The decision has proved highly divisive within the governing coalition of Prime Minister Igor Matovic. Foreign Minister Ivan Korcok has called the vaccine a tool in the Kremlin’s "hybrid war" against the West.
One of the four centre-right parties in the coalition has called for a reshuffle, accusing the government of mismanaging the pandemic and buying Russian vaccines without the consent of the whole cabinet.
President Zuzana Caputova has said that only vaccines approved by the European Medicines Agency should be used in Slovakia, which would exclude Sputnik V. The country is struggling to control the pandemic and has called on its EU partners for assistance.
So far, Poland has agreed to take in 10 Slovak patients for treatment and Romania has sent a medical team.Meanwhile, an explosion struck a Dutch coronavirus testing centre in a "cowardly act of destruction" on Wednesday, shattering windows but causing no injuries, police and government officials said.
The early morning blast in the town of Bovenkarspel, 60 kilometres (40 miles) north of the capital Amsterdam, was caused by a metal cylinder left outside the building, police said. The incident comes weeks after another testing centre was burned down during violent riots across the Netherlands against a coronavirus curfew.

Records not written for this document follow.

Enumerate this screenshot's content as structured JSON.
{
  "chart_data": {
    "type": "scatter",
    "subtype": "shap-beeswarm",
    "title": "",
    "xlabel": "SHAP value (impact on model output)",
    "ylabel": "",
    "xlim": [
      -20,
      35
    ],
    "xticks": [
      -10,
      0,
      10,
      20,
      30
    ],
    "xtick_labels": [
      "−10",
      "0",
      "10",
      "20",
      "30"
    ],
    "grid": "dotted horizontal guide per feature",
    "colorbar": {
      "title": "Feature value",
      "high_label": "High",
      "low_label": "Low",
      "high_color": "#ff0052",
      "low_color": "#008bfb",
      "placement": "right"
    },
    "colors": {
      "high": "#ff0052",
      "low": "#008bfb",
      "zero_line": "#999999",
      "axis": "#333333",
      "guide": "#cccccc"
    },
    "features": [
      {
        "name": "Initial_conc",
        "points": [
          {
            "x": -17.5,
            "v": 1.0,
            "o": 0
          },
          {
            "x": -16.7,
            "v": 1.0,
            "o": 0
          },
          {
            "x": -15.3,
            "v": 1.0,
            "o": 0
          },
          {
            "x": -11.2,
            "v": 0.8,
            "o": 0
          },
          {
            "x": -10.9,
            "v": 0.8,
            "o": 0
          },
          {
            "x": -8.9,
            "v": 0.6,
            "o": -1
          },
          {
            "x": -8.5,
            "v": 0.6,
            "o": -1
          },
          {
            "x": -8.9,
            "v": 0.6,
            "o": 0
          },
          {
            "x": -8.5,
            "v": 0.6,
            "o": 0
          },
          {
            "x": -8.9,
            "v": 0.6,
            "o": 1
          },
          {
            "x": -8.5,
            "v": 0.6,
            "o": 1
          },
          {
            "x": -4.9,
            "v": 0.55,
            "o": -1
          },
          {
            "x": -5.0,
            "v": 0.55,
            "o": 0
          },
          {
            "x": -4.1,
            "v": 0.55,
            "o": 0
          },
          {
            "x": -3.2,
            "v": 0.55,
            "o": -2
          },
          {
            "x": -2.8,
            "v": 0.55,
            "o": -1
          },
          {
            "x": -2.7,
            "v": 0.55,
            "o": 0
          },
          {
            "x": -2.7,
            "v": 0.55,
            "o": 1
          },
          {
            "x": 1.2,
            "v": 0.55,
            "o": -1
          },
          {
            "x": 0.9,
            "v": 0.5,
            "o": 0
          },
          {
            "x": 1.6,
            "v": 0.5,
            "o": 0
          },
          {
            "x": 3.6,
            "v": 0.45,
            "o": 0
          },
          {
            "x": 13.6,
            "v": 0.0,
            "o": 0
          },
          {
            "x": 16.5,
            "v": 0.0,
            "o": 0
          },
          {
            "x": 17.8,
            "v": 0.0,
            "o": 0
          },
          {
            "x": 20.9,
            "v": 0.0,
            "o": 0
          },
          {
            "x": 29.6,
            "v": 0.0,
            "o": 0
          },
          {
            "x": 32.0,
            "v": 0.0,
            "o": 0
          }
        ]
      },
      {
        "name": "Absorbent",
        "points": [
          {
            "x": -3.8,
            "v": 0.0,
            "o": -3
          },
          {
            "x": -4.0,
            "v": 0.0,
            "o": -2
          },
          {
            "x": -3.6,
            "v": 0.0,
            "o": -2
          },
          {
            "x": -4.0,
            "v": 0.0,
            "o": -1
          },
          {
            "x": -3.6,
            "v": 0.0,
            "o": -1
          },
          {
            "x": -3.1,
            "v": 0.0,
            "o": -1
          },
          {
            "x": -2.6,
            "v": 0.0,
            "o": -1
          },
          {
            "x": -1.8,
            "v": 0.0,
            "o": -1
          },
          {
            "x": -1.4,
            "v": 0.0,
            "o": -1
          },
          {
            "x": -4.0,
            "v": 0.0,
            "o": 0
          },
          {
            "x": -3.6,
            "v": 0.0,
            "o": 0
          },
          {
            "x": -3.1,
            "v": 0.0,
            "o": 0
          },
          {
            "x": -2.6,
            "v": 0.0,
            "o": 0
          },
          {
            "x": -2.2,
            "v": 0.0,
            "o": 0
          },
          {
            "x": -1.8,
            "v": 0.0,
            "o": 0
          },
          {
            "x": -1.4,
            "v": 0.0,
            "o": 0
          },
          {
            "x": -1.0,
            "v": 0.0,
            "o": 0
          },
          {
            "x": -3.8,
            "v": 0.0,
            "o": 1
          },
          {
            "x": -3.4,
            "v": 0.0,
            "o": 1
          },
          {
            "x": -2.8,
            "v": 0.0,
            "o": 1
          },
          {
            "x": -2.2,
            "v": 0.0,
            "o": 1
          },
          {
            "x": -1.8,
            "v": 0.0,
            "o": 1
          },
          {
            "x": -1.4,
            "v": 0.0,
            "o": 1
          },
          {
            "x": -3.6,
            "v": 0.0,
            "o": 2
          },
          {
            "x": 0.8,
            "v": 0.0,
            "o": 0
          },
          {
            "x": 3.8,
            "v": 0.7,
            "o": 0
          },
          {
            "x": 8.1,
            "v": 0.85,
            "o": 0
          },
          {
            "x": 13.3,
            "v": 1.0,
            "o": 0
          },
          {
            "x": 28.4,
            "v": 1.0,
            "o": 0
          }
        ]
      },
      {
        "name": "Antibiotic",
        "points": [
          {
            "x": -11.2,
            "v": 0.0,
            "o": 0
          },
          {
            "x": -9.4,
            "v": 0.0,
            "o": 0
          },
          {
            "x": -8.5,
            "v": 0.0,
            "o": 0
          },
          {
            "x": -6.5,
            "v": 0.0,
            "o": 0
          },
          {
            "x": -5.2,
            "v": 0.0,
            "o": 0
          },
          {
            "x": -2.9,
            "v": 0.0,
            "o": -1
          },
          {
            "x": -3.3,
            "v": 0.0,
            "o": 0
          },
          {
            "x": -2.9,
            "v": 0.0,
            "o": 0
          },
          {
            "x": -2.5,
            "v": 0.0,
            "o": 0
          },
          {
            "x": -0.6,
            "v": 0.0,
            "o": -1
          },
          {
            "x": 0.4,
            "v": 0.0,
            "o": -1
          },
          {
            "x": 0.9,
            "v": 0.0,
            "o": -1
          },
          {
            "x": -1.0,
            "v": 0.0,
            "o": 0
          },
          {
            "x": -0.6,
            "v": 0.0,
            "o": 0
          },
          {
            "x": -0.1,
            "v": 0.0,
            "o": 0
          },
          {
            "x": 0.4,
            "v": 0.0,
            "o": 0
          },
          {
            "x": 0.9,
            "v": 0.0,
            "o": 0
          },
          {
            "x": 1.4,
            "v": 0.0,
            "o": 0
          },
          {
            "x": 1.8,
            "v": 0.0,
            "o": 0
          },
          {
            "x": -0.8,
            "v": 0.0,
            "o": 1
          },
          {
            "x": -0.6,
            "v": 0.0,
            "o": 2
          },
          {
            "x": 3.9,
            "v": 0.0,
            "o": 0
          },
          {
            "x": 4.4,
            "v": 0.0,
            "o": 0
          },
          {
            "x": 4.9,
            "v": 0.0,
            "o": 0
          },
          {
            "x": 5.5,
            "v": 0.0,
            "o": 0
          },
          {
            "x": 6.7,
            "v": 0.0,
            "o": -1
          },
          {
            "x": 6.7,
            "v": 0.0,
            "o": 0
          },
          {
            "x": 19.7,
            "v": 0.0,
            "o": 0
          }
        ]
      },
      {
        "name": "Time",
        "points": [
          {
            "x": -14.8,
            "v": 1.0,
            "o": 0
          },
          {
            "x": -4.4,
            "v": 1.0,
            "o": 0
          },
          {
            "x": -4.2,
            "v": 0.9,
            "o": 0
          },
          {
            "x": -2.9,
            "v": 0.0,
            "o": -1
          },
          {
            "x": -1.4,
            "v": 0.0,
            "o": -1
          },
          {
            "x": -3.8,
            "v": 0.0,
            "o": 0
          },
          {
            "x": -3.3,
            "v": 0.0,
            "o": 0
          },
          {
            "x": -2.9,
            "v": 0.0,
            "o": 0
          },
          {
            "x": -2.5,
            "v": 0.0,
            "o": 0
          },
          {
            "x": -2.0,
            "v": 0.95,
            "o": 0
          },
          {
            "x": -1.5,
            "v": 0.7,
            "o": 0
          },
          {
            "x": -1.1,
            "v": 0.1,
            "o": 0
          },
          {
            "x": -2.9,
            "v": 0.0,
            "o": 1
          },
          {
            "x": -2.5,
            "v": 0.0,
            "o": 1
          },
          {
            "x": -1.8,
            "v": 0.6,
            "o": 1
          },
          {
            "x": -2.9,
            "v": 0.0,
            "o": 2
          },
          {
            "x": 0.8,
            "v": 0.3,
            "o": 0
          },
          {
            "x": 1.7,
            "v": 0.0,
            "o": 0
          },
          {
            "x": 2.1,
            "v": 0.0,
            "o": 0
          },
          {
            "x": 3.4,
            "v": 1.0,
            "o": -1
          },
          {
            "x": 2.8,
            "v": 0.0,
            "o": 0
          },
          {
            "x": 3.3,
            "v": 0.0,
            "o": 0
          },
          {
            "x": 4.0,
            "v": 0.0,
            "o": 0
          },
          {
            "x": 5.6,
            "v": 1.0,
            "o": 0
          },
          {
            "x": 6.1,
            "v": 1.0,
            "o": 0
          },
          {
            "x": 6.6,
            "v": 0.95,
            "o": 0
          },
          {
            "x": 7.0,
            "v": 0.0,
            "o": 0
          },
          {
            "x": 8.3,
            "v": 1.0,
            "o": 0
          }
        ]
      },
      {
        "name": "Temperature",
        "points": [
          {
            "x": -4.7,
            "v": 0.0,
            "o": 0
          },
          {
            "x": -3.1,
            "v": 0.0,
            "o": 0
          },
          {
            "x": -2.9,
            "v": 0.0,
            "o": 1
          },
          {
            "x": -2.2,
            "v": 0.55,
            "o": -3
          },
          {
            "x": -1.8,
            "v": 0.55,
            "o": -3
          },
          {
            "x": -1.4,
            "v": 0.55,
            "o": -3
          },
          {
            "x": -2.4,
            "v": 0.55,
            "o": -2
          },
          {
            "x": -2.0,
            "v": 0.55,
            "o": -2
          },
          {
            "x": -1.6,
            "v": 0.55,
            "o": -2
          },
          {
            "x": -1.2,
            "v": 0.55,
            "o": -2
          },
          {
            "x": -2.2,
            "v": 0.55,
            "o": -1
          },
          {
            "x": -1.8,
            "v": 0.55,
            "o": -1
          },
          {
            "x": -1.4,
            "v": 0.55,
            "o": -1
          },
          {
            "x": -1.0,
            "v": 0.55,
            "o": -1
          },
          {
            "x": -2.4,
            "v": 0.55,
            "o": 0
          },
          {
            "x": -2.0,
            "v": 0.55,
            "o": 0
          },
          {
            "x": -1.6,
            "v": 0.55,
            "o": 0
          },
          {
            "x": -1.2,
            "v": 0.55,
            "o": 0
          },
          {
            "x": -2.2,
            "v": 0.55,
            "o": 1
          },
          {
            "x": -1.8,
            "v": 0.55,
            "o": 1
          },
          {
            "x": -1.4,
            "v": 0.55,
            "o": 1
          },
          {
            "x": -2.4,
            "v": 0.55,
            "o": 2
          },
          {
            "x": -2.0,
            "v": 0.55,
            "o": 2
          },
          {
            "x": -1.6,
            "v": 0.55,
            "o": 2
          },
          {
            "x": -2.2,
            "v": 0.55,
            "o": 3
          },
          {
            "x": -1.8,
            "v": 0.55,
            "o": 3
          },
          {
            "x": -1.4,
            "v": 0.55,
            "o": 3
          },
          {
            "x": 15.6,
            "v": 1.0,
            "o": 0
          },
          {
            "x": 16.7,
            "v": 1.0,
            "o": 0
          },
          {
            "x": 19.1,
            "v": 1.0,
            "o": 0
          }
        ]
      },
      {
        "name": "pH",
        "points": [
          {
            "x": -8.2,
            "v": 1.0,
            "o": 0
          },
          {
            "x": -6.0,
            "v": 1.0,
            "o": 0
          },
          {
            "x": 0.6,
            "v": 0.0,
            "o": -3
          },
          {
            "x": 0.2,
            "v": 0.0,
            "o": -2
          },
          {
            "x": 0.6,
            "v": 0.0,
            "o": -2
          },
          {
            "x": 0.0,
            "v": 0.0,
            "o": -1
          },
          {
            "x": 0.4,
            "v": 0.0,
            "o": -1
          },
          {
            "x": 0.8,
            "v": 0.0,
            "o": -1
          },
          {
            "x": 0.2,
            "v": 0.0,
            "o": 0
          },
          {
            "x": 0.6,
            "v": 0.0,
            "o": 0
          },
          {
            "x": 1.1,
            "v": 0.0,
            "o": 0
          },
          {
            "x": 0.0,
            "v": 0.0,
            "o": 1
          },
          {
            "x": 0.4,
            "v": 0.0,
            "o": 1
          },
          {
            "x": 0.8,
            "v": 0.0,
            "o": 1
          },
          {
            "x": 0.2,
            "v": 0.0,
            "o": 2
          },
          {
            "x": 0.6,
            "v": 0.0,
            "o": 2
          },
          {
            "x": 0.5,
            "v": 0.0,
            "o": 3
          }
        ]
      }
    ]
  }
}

"Police were called at 6.55 am by a security guard from the corona test centre to say that an explosion had taken place. He had heard a loud bang and then saw that several windows of the building had broken," a police statement said.
"Outside the building was a metal cylinder that had exploded. No one was injured in the incident." North Holland police spokesman Menno Hartenberg said the explosion appeared to be deliberate.
"It’s not possible that this was by accident, the object was placed there and exploded near the front of the test centre," Hartenberg told AFP by telephone. "We are not ruling anything out and can’t say anything about a motive, an investigation is underway."
Hartenberg added: "It was a metal object somewhere between a tube and a canister."In a related development, a top US health official warned late on Wednesday, that Covid-19 measures had to stay in place if the pandemic is to be beaten, after Texas defied the federal government and dropped its mask-wearing mandate.
The United States has recorded over 500,000 deaths from the coronavirus, but has recently made progress with its vaccination plan, and some states are easing controls -- triggering alarm from health experts.
"Now is not the time to release all restrictions... the next month or two is really pivotal in terms of how this pandemic goes," said Rochelle Walensky, the director of the Centers for Disease Control and Prevention (CDC).
"Every individual is empowered to do the right thing here regardless of what the states decide... I would still encourage individuals to wear a mask, to socially distance."